Medical students’ emotional wellbeing

A systematic review and meta-analysis of 167 cross-sectional and 16 longitudinal studies found a 27.2% prevalence of depression or depressive symptoms among medical students (95% confidence interval (CI) 24.7%–29.9%)1. The included papers covered 129,123 individuals in 47 countries. Analysis of 24 studies from 15 countries identified an 11.1% prevalence of suicidal ideation (CI 9.0%–13.7%). Seven papers reported information on 954 medical students who had screened positive for depression – just 15.7% of them said they had sought treatment for the condition (CI 10.2%–23.4%).
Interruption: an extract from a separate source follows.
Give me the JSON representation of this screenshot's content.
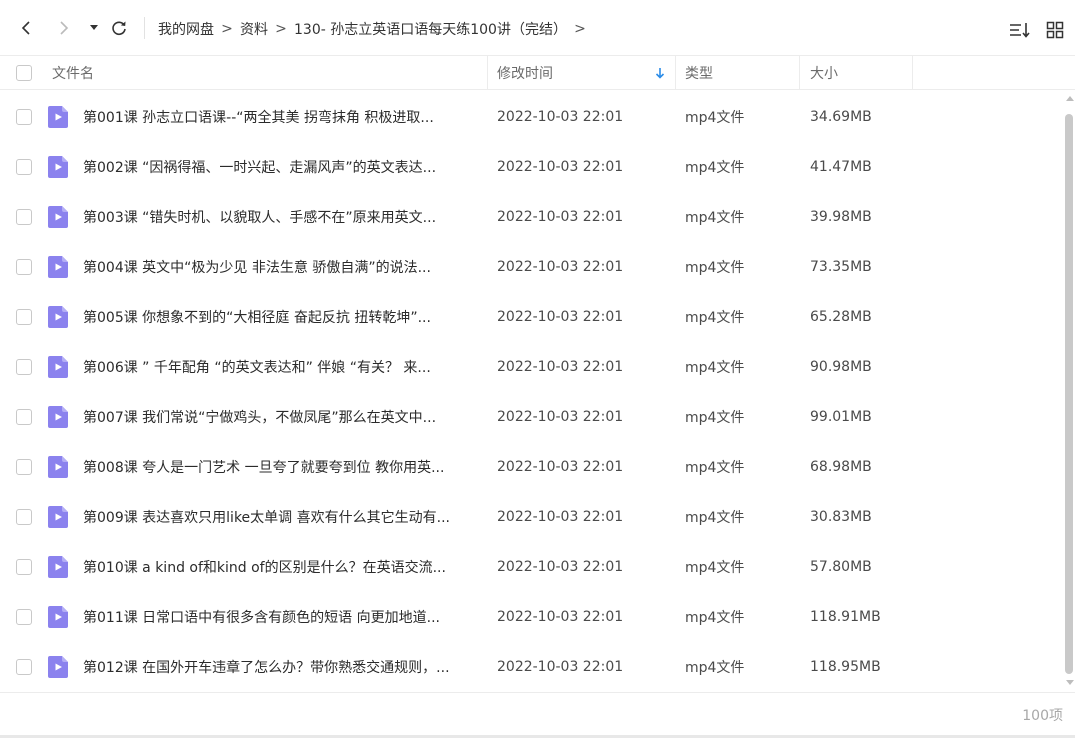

A second systematic review of 28 papers covering 8,224 participants, found limited, low-quality evidence, that various interventions to improve the emotional wellbeing of medical students can be effective2. Interventions included: mental health programmes; ‘mind-body’ or mindfulness-type training; wellbeing; mentoring; using simple pass/fail grading (rather than traditional A–F or honours/pass/fail grades) to avoid the stress associated with competing for higher grades; changing the curriculum structure (eg more clinical contact time); and multicomponent programmes. Three studies on pass/fail grading had the highest methodological quality and all demonstrated improvements in various measures of mental health and wellbeing.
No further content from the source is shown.